The Company previously announced topline safety and efficacy data from Part A of the trial, in addition to disclosing that this portion of the trial met the primary endpoint of safety and tolerability. In a late-breaking abstract and poster presentation titled, “Safety, Tolerability and Preliminary Signals of Activity in Adult Patients with Partly Controlled Asthma Treated with Live Biotherapeutic MRx-4DP0004 as an Add-On Maintenance Therapy to Inhaled Corticosteroids (ICS) With or Without Long-Acting Beta Agonists (LABA),” 4D highlighted key safety and efficacy findings:
- MRx-4DP0004 was safe and well-tolerated with no treatment-related severe adverse events (AEs) or serious AEs reported.
- The frequency of AEs and treatment discontinuations due to AEs were comparable to placebo.
- A significantly greater proportion of patients receiving MRx-4DP0004 than those receiving placebo experienced a reduction in Asthma Control Questionnaire (ACQ-6) scores from baseline at all time points.

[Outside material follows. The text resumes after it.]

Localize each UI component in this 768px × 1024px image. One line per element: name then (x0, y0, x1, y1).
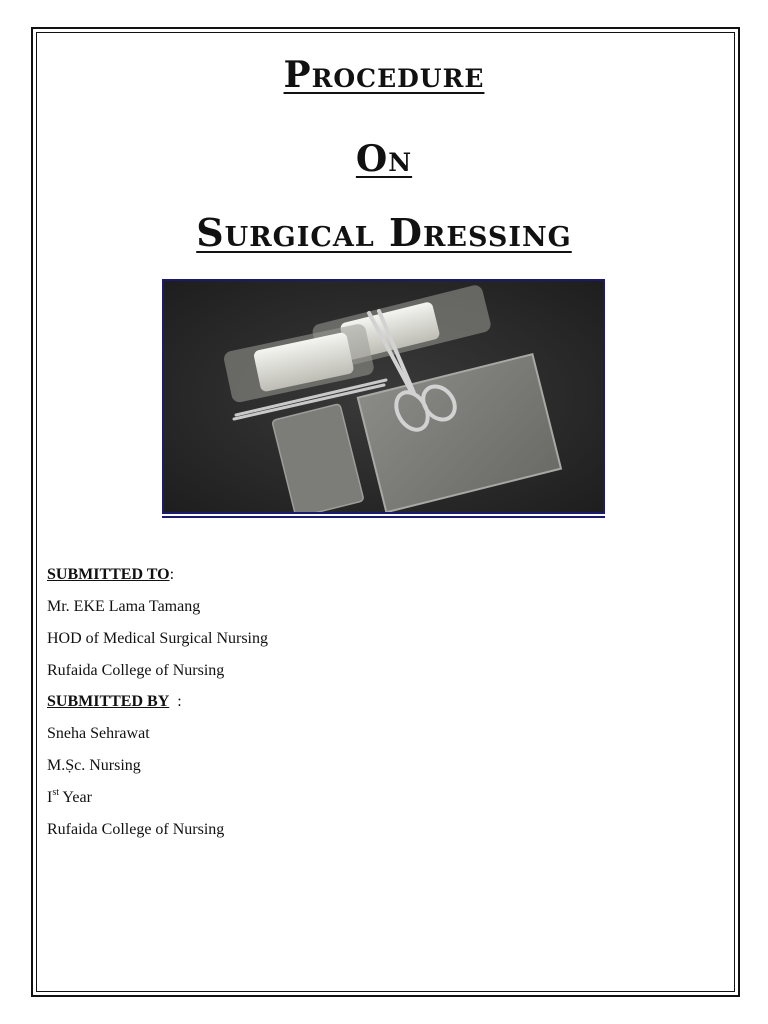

At end of treatment 83.3 percent of subjects receiving MRx-4DP0004 had improved ACQ-6 scores compared to 56.3 percent of those receiving placebo, p equal to 0.088.

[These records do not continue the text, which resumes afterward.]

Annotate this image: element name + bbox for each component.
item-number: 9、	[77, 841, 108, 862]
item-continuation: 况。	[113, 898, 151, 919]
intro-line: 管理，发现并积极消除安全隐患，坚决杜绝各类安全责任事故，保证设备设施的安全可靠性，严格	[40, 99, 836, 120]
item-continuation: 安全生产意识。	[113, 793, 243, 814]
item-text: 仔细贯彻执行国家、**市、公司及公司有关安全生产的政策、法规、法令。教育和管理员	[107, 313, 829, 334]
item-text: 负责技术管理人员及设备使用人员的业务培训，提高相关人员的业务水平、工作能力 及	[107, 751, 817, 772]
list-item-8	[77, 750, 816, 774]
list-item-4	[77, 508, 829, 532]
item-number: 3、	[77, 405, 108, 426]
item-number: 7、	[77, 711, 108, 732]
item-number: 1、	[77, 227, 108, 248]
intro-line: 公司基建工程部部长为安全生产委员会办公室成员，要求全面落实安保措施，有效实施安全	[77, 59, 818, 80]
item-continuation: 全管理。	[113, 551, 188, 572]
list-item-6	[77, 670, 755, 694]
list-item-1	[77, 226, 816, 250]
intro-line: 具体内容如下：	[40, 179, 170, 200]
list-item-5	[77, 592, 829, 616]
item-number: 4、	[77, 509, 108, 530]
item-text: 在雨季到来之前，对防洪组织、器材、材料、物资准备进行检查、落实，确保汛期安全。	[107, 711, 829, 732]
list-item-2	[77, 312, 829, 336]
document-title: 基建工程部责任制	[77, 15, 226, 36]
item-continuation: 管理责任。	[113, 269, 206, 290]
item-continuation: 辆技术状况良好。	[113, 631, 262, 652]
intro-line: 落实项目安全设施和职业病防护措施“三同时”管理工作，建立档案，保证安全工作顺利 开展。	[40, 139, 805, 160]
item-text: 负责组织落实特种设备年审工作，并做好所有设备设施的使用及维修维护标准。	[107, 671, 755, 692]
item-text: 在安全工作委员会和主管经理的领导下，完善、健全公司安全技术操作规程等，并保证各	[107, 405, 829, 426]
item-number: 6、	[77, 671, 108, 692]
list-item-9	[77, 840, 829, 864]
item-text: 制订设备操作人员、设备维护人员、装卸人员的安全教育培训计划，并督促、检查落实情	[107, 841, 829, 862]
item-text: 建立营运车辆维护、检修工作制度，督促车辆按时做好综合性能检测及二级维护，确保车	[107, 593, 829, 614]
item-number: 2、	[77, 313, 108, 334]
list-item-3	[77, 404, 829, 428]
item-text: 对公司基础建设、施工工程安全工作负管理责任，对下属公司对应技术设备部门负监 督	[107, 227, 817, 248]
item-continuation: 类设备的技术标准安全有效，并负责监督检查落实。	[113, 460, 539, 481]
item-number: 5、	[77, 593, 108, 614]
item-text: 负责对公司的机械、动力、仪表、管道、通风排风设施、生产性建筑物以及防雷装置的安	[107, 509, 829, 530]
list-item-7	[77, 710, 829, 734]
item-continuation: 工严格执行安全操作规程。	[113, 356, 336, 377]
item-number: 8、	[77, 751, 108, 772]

- The proportion of MRx-4DP0004-treated patients with improved ACQ-6 scores increased over the treatment period.
- A greater proportion of the MRx-4DP0004 arm than the placebo arm experienced a reduction in total weekly use of short-acting beta agonists (SABA) rescue medication at all time points.
- At the end of treatment period (day 85), 50 percent of patients receiving MRx-4DP0004 reduced their use of SABA rescue medication as compared to 18.8 percent for patients receiving placebo.

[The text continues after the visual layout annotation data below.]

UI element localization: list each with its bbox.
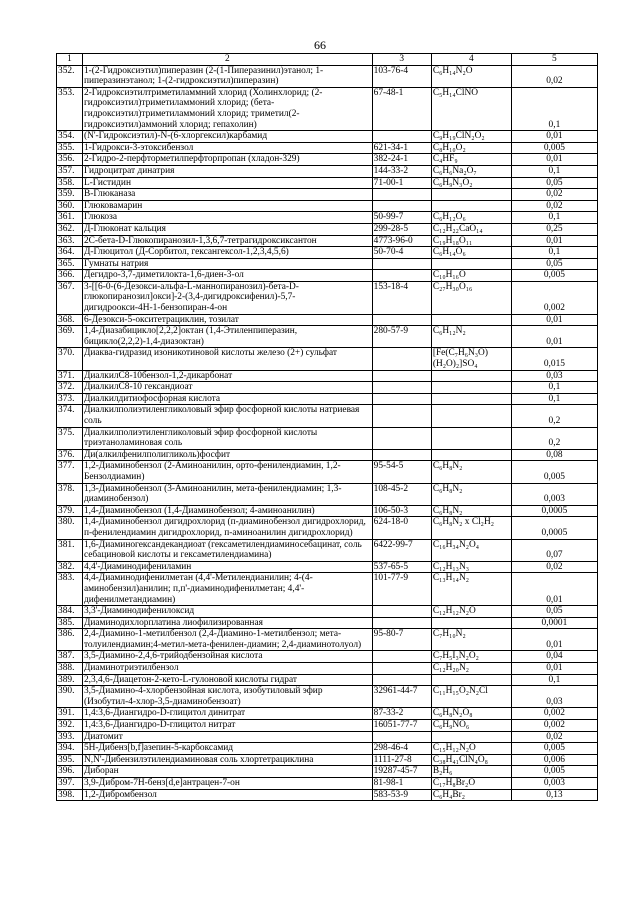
- limit-value: 0,04: [511, 651, 597, 663]
- limit-value: 0,07: [511, 539, 597, 561]
- limit-value: 0,005: [511, 142, 597, 154]
- table-row: [57, 483, 598, 505]
- substance-name: 1-(2-Гидроксиэтил)пиперазин (2-(1-Пиперазинил)этанол; 1-пиперазинэтанол; 1-(2-гидроксиэтил)пиперазин): [82, 65, 372, 87]
- cas-number: 95-80-7: [372, 629, 431, 651]
- formula: C₃₈H₄₁ClN₄O₈: [431, 754, 511, 766]
- table-row: [57, 177, 598, 189]
- limit-value: 0,002: [511, 281, 597, 314]
- limit-value: 0,25: [511, 223, 597, 235]
- cas-number: 537-65-5: [372, 561, 431, 573]
- formula: [431, 427, 511, 449]
- limit-value: 0,05: [511, 177, 597, 189]
- cas-number: [372, 200, 431, 212]
- limit-value: 0,02: [511, 561, 597, 573]
- cas-number: 50-70-4: [372, 247, 431, 259]
- cas-number: 621-34-1: [372, 142, 431, 154]
- cas-number: 103-76-4: [372, 65, 431, 87]
- formula: C₆H₈N₂O₈: [431, 708, 511, 720]
- row-number: 391.: [57, 708, 83, 720]
- table-row: [57, 539, 598, 561]
- table-row: [57, 561, 598, 573]
- row-number: 378.: [57, 483, 83, 505]
- row-number: 394.: [57, 743, 83, 755]
- cas-number: 32961-44-7: [372, 686, 431, 708]
- substance-name: 6-Дезокси-5-окситетрациклин, тозилат: [82, 314, 372, 326]
- row-number: 384.: [57, 606, 83, 618]
- row-number: 362.: [57, 223, 83, 235]
- formula: [431, 200, 511, 212]
- row-number: 395.: [57, 754, 83, 766]
- limit-value: 0,01: [511, 235, 597, 247]
- row-number: 363.: [57, 235, 83, 247]
- row-number: 379.: [57, 505, 83, 517]
- substance-name: Глюковамарин: [82, 200, 372, 212]
- row-number: 353.: [57, 87, 83, 130]
- cas-number: [372, 427, 431, 449]
- formula: C₆H₁₄O₆: [431, 247, 511, 259]
- formula: [Fe(C₇H₆N₃O)(H₂O)₂]SO₄: [431, 348, 511, 370]
- formula: C₆H₉N₃O₂: [431, 177, 511, 189]
- table-row: [57, 505, 598, 517]
- formula: C₆H₁₄N₂O: [431, 65, 511, 87]
- row-number: 376.: [57, 449, 83, 461]
- table-row: [57, 789, 598, 801]
- cas-number: 144-33-2: [372, 165, 431, 177]
- cas-number: 50-99-7: [372, 212, 431, 224]
- cas-number: [372, 382, 431, 394]
- table-row: [57, 573, 598, 606]
- table-row: [57, 651, 598, 663]
- cas-number: 299-28-5: [372, 223, 431, 235]
- substance-name: 1,4:3,6-Диангидро-D-глицитол нитрат: [82, 720, 372, 732]
- row-number: 398.: [57, 789, 83, 801]
- substance-name: Ди(алкилфенилполигликоль)фосфит: [82, 449, 372, 461]
- substance-name: 2,3,4,6-Диацетон-2-кето-L-гулоновой кислоты гидрат: [82, 674, 372, 686]
- table-row: [57, 247, 598, 259]
- substance-name: 1,4:3,6-Диангидро-D-глицитол динитрат: [82, 708, 372, 720]
- table-row: [57, 65, 598, 87]
- substance-name: Дегидро-3,7-диметилокта-1,6-диен-3-ол: [82, 270, 372, 282]
- substance-name: Глюкоза: [82, 212, 372, 224]
- cas-number: 280-57-9: [372, 326, 431, 348]
- row-number: 387.: [57, 651, 83, 663]
- substance-name: 1,4-Диаминобензол (1,4-Диаминобензол; 4-аминоанилин): [82, 505, 372, 517]
- substance-name: 3,9-Дибром-7Н-бенз[d,e]антрацен-7-он: [82, 778, 372, 790]
- formula: C₆H₁₂N₂: [431, 326, 511, 348]
- table-row: [57, 617, 598, 629]
- limit-value: 0,05: [511, 258, 597, 270]
- column-header-formula: 4: [431, 54, 511, 66]
- substance-name: 3,5-Диамино-4-хлорбензойная кислота, изобутиловый эфир (Изобутил-4-хлор-3,5-диаминобензоат): [82, 686, 372, 708]
- row-number: 374.: [57, 405, 83, 427]
- formula: C₁₂H₂₀N₂: [431, 663, 511, 675]
- substance-name: Диаминотриэтилбензол: [82, 663, 372, 675]
- row-number: 364.: [57, 247, 83, 259]
- table-row: [57, 382, 598, 394]
- row-number: 355.: [57, 142, 83, 154]
- table-row: [57, 270, 598, 282]
- substance-name: 1,6-Диаминогександекандиоат (гексаметилендиаминосебацинат, соль себациновой кислоты и гексаметилендиамина): [82, 539, 372, 561]
- row-number: 354.: [57, 131, 83, 143]
- substance-name: 2-Гидро-2-перфторметилперфторпропан (хладон-329): [82, 154, 372, 166]
- limit-value: 0,1: [511, 212, 597, 224]
- formula: C₅H₁₄ClNO: [431, 87, 511, 130]
- formula: C₇H₅I₃N₂O₂: [431, 651, 511, 663]
- cas-number: 87-33-2: [372, 708, 431, 720]
- limit-value: 0,01: [511, 314, 597, 326]
- table-row: [57, 405, 598, 427]
- row-number: 397.: [57, 778, 83, 790]
- cas-number: [372, 617, 431, 629]
- formula: C₆H₈N₂: [431, 505, 511, 517]
- table-row: [57, 281, 598, 314]
- row-number: 393.: [57, 731, 83, 743]
- column-header-name: 2: [82, 54, 372, 66]
- table-row: [57, 326, 598, 348]
- formula: C₂₇H₃₀O₁₆: [431, 281, 511, 314]
- formula: C₇H₁₀N₂: [431, 629, 511, 651]
- cas-number: [372, 131, 431, 143]
- column-header-cas: 3: [372, 54, 431, 66]
- row-number: 366.: [57, 270, 83, 282]
- substance-name: (N'-Гидроксиэтил)-N-(6-хлоргексил)карбамид: [82, 131, 372, 143]
- cas-number: [372, 731, 431, 743]
- formula: C₁₆H₃₄N₂O₄: [431, 539, 511, 561]
- limit-value: 0,006: [511, 754, 597, 766]
- substance-name: Диалкилполиэтиленгликоловый эфир фосфорной кислоты натриевая соль: [82, 405, 372, 427]
- table-row: [57, 200, 598, 212]
- cas-number: 6422-99-7: [372, 539, 431, 561]
- table-row: [57, 449, 598, 461]
- formula: B₂H₆: [431, 766, 511, 778]
- formula: C₆H₈N₂: [431, 461, 511, 483]
- formula: C₁₃H₁₄N₂: [431, 573, 511, 606]
- formula: [431, 258, 511, 270]
- cas-number: [372, 651, 431, 663]
- row-number: 359.: [57, 189, 83, 201]
- substance-name: Диалкилдитиофосфорная кислота: [82, 393, 372, 405]
- substance-name: 2-Гидроксиэтилтриметиламмний хлорид (Холинхлорид; (2-гидроксиэтил)триметиламмоний хлорид; (бета-гидроксиэтил)триметиламмоний хлорид; триметил(2-гидроксиэтил)аммоний хлорид; гепахолин): [82, 87, 372, 130]
- table-row: [57, 720, 598, 732]
- cas-number: [372, 405, 431, 427]
- substance-name: 1,4-Диазабицикло[2,2,2]октан (1,4-Этиленпиперазин, бицикло(2,2,2)-1,4-диазоктан): [82, 326, 372, 348]
- row-number: 380.: [57, 517, 83, 539]
- formula: [431, 370, 511, 382]
- cas-number: 106-50-3: [372, 505, 431, 517]
- limit-value: 0,002: [511, 708, 597, 720]
- table-row: [57, 189, 598, 201]
- formula: [431, 405, 511, 427]
- table-row: [57, 235, 598, 247]
- row-number: 389.: [57, 674, 83, 686]
- row-number: 361.: [57, 212, 83, 224]
- formula: C₆H₆Na₂O₇: [431, 165, 511, 177]
- limit-value: 0,002: [511, 720, 597, 732]
- row-number: 382.: [57, 561, 83, 573]
- row-number: 352.: [57, 65, 83, 87]
- limit-value: 0,005: [511, 766, 597, 778]
- substance-name: N,N'-Дибензилэтилендиаминовая соль хлортетрациклина: [82, 754, 372, 766]
- row-number: 369.: [57, 326, 83, 348]
- row-number: 358.: [57, 177, 83, 189]
- limit-value: 0,2: [511, 427, 597, 449]
- cas-number: [372, 270, 431, 282]
- limit-value: 0,0005: [511, 517, 597, 539]
- substance-name: ДиалкилС8-10бензол-1,2-дикарбонат: [82, 370, 372, 382]
- limit-value: 0,08: [511, 449, 597, 461]
- substance-name: 5Н-Дибенз[b,f]азепин-5-карбоксамид: [82, 743, 372, 755]
- formula: [431, 617, 511, 629]
- substance-name: ДиалкилС8-10 гександиоат: [82, 382, 372, 394]
- cas-number: [372, 449, 431, 461]
- row-number: 356.: [57, 154, 83, 166]
- formula: C₁₂H₁₂N₂O: [431, 606, 511, 618]
- substance-name: Д-Глюцитол (Д-Сорбитол, гексангексол-1,2,3,4,5,6): [82, 247, 372, 259]
- cas-number: 382-24-1: [372, 154, 431, 166]
- formula: [431, 393, 511, 405]
- limit-value: 0,1: [511, 87, 597, 130]
- formula: [431, 449, 511, 461]
- limit-value: 0,1: [511, 674, 597, 686]
- cas-number: [372, 674, 431, 686]
- cas-number: 4773-96-0: [372, 235, 431, 247]
- cas-number: 153-18-4: [372, 281, 431, 314]
- formula: C₈H₁₀O₂: [431, 142, 511, 154]
- substance-name: 1-Гидрокси-3-этоксибензол: [82, 142, 372, 154]
- row-number: 375.: [57, 427, 83, 449]
- table-row: [57, 606, 598, 618]
- formula: C₆H₈N₂ x Cl₂H₂: [431, 517, 511, 539]
- limit-value: 0,02: [511, 65, 597, 87]
- formula: C₁₅H₁₂N₂O: [431, 743, 511, 755]
- limit-value: 0,03: [511, 370, 597, 382]
- table-row: [57, 165, 598, 177]
- table-row: [57, 766, 598, 778]
- table-row: [57, 87, 598, 130]
- table-row: [57, 731, 598, 743]
- substance-name: 4,4'-Диаминодифениламин: [82, 561, 372, 573]
- substance-name: Диалкилполиэтиленгликоловый эфир фосфорной кислоты триэтаноламиновая соль: [82, 427, 372, 449]
- limit-value: 0,01: [511, 326, 597, 348]
- substance-name: 3-[[6-0-(6-Дезокси-альфа-L-маннопиранозил)-бета-D-глюкопиранозил]окси]-2-(3,4-дигидроксифенил)-5,7-дигидроокси-4Н-1-бензопиран-4-он: [82, 281, 372, 314]
- substance-name: Диатомит: [82, 731, 372, 743]
- table-row: [57, 778, 598, 790]
- cas-number: [372, 189, 431, 201]
- table-row: [57, 314, 598, 326]
- table-header-row: [57, 54, 598, 66]
- row-number: 383.: [57, 573, 83, 606]
- table-row: [57, 223, 598, 235]
- limit-value: 0,02: [511, 200, 597, 212]
- cas-number: 101-77-9: [372, 573, 431, 606]
- table-row: [57, 663, 598, 675]
- limit-value: 0,0005: [511, 505, 597, 517]
- cas-number: [372, 663, 431, 675]
- row-number: 373.: [57, 393, 83, 405]
- cas-number: 81-98-1: [372, 778, 431, 790]
- limit-value: 0,13: [511, 789, 597, 801]
- cas-number: 19287-45-7: [372, 766, 431, 778]
- limit-value: 0,2: [511, 405, 597, 427]
- cas-number: 624-18-0: [372, 517, 431, 539]
- limit-value: 0,005: [511, 743, 597, 755]
- limit-value: 0,005: [511, 461, 597, 483]
- substance-table: [56, 53, 598, 801]
- cas-number: [372, 606, 431, 618]
- table-row: [57, 154, 598, 166]
- row-number: 390.: [57, 686, 83, 708]
- table-row: [57, 258, 598, 270]
- cas-number: [372, 314, 431, 326]
- row-number: 388.: [57, 663, 83, 675]
- row-number: 367.: [57, 281, 83, 314]
- substance-name: 1,4-Диаминобензол дигидрохлорид (п-диаминобензол дигидрохлорид, п-фенилендиамин дигидрохлорид, п-аминоанилин дигидрохлорид): [82, 517, 372, 539]
- cas-number: [372, 393, 431, 405]
- limit-value: 0,03: [511, 686, 597, 708]
- limit-value: 0,02: [511, 189, 597, 201]
- row-number: 385.: [57, 617, 83, 629]
- substance-name: 2,4-Диамино-1-метилбензол (2,4-Диамино-1-метилбензол; мета-толуилендиамин;4-метил-мета-фенилен-диамин; 2,4-диаминотолуол): [82, 629, 372, 651]
- formula: [431, 674, 511, 686]
- limit-value: 0,1: [511, 247, 597, 259]
- row-number: 360.: [57, 200, 83, 212]
- limit-value: 0,01: [511, 629, 597, 651]
- formula: C₉H₁₉ClN₂O₂: [431, 131, 511, 143]
- column-header-value: 5: [511, 54, 597, 66]
- substance-name: Диаминодихлорплатина лиофилизированная: [82, 617, 372, 629]
- limit-value: 0,003: [511, 483, 597, 505]
- formula: C₁₀H₁₆O: [431, 270, 511, 282]
- table-row: [57, 517, 598, 539]
- substance-name: Гидроцитрат динатрия: [82, 165, 372, 177]
- table-row: [57, 370, 598, 382]
- limit-value: 0,0001: [511, 617, 597, 629]
- table-row: [57, 427, 598, 449]
- table-row: [57, 754, 598, 766]
- formula: C₁₇H₈Br₂O: [431, 778, 511, 790]
- substance-name: Д-Глюконат кальция: [82, 223, 372, 235]
- formula: [431, 731, 511, 743]
- row-number: 372.: [57, 382, 83, 394]
- limit-value: 0,003: [511, 778, 597, 790]
- substance-name: 2С-бета-D-Глюкопиранозил-1,3,6,7-тетрагидроксиксантон: [82, 235, 372, 247]
- row-number: 370.: [57, 348, 83, 370]
- cas-number: [372, 370, 431, 382]
- substance-name: Диаква-гидразид изоникотиновой кислоты железо (2+) сульфат: [82, 348, 372, 370]
- formula: [431, 189, 511, 201]
- cas-number: 583-53-9: [372, 789, 431, 801]
- row-number: 365.: [57, 258, 83, 270]
- table-row: [57, 212, 598, 224]
- limit-value: 0,005: [511, 270, 597, 282]
- limit-value: 0,015: [511, 348, 597, 370]
- formula: C₁₁H₁₅O₂N₂Cl: [431, 686, 511, 708]
- row-number: 392.: [57, 720, 83, 732]
- formula: [431, 314, 511, 326]
- row-number: 371.: [57, 370, 83, 382]
- formula: [431, 382, 511, 394]
- limit-value: 0,01: [511, 131, 597, 143]
- limit-value: 0,1: [511, 165, 597, 177]
- cas-number: 67-48-1: [372, 87, 431, 130]
- table-row: [57, 743, 598, 755]
- limit-value: 0,05: [511, 606, 597, 618]
- row-number: 377.: [57, 461, 83, 483]
- limit-value: 0,01: [511, 154, 597, 166]
- substance-name: В-Глюканаза: [82, 189, 372, 201]
- substance-name: L-Гистидин: [82, 177, 372, 189]
- formula: C₁₉H₁₈O₁₁: [431, 235, 511, 247]
- formula: C₆H₉NO₆: [431, 720, 511, 732]
- row-number: 396.: [57, 766, 83, 778]
- formula: C₆H₁₂O₆: [431, 212, 511, 224]
- table-row: [57, 674, 598, 686]
- row-number: 386.: [57, 629, 83, 651]
- table-row: [57, 629, 598, 651]
- cas-number: [372, 258, 431, 270]
- limit-value: 0,1: [511, 393, 597, 405]
- substance-name: 1,2-Дибромбензол: [82, 789, 372, 801]
- page-number: 66: [314, 38, 326, 52]
- cas-number: 108-45-2: [372, 483, 431, 505]
- limit-value: 0,1: [511, 382, 597, 394]
- substance-name: 4,4-Диаминодифенилметан (4,4'-Метилендианилин; 4-(4-аминобензил)анилин; п,п'-диаминодифенилметан; 4,4'-дифенилметандиамин): [82, 573, 372, 606]
- substance-name: Диборан: [82, 766, 372, 778]
- cas-number: [372, 348, 431, 370]
- table-row: [57, 686, 598, 708]
- table-row: [57, 393, 598, 405]
- formula: C₁₂H₁₃N₃: [431, 561, 511, 573]
- row-number: 357.: [57, 165, 83, 177]
- table-row: [57, 142, 598, 154]
- table-row: [57, 708, 598, 720]
- column-header-number: 1: [57, 54, 83, 66]
- formula: C₁₂H₂₂CaO₁₄: [431, 223, 511, 235]
- cas-number: 16051-77-7: [372, 720, 431, 732]
- table-row: [57, 131, 598, 143]
- cas-number: 95-54-5: [372, 461, 431, 483]
- limit-value: 0,01: [511, 573, 597, 606]
- substance-name: 1,2-Диаминобензол (2-Аминоанилин, орто-фенилендиамин, 1,2-Бензолдиамин): [82, 461, 372, 483]
- substance-name: 3,3'-Диаминодифенилоксид: [82, 606, 372, 618]
- substance-name: 3,5-Диамино-2,4,6-трийодбензойная кислота: [82, 651, 372, 663]
- cas-number: 1111-27-8: [372, 754, 431, 766]
- row-number: 368.: [57, 314, 83, 326]
- cas-number: 298-46-4: [372, 743, 431, 755]
- row-number: 381.: [57, 539, 83, 561]
- substance-name: Гумнаты натрия: [82, 258, 372, 270]
- formula: C₄HF₉: [431, 154, 511, 166]
- limit-value: 0,02: [511, 731, 597, 743]
- limit-value: 0,01: [511, 663, 597, 675]
- table-row: [57, 348, 598, 370]
- substance-name: 1,3-Диаминобензол (3-Аминоанилин, мета-фенилендиамин; 1,3-диаминобензол): [82, 483, 372, 505]
- formula: C₆H₈N₂: [431, 483, 511, 505]
- table-row: [57, 461, 598, 483]
- cas-number: 71-00-1: [372, 177, 431, 189]
- formula: C₆H₄Br₂: [431, 789, 511, 801]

- At the end of treatment period (day 85), 50 percent of patients receiving MRx-4DP0004 experienced clinically meaningful improvements in Asthma Quality of Life Questionnaire (AQLQ) scores of greater than or equal to 0.5 from baseline, compared to 31.3 percent of patients receiving placebo.
- In the 12-week treatment period, there was one instance of asthma exacerbation in the MRx-4DP0004 treatment arm, compared to two instances in the placebo arm.
- Mean measures of lung function remained stable from baseline and throughout the treatment period, determined by forced expiratory volume (FEV1), ratio FEV1:forced vital capacity (FVC) and peak expiratory flow (PEF).
The Phase I/II trial of MRx-4DP0004 is now progressing into Part B, which will assess clinical and biomarker activity in up to 90 adult patients with partly controlled asthma. Following the successful conclusion of Part A, 4D pharma intends to enroll patients into Part B of the study who are more symptomatic than those enrolled in Part A. 4D pharma expects the more symptomatic patients to give even greater scope for treatment effects to be observed. The primary endpoint of Part B will be the proportion of patients with a reduction in ACQ-6 scores from baseline vs. placebo, which was statistically significant at all time points evaluated in Part A of the trial.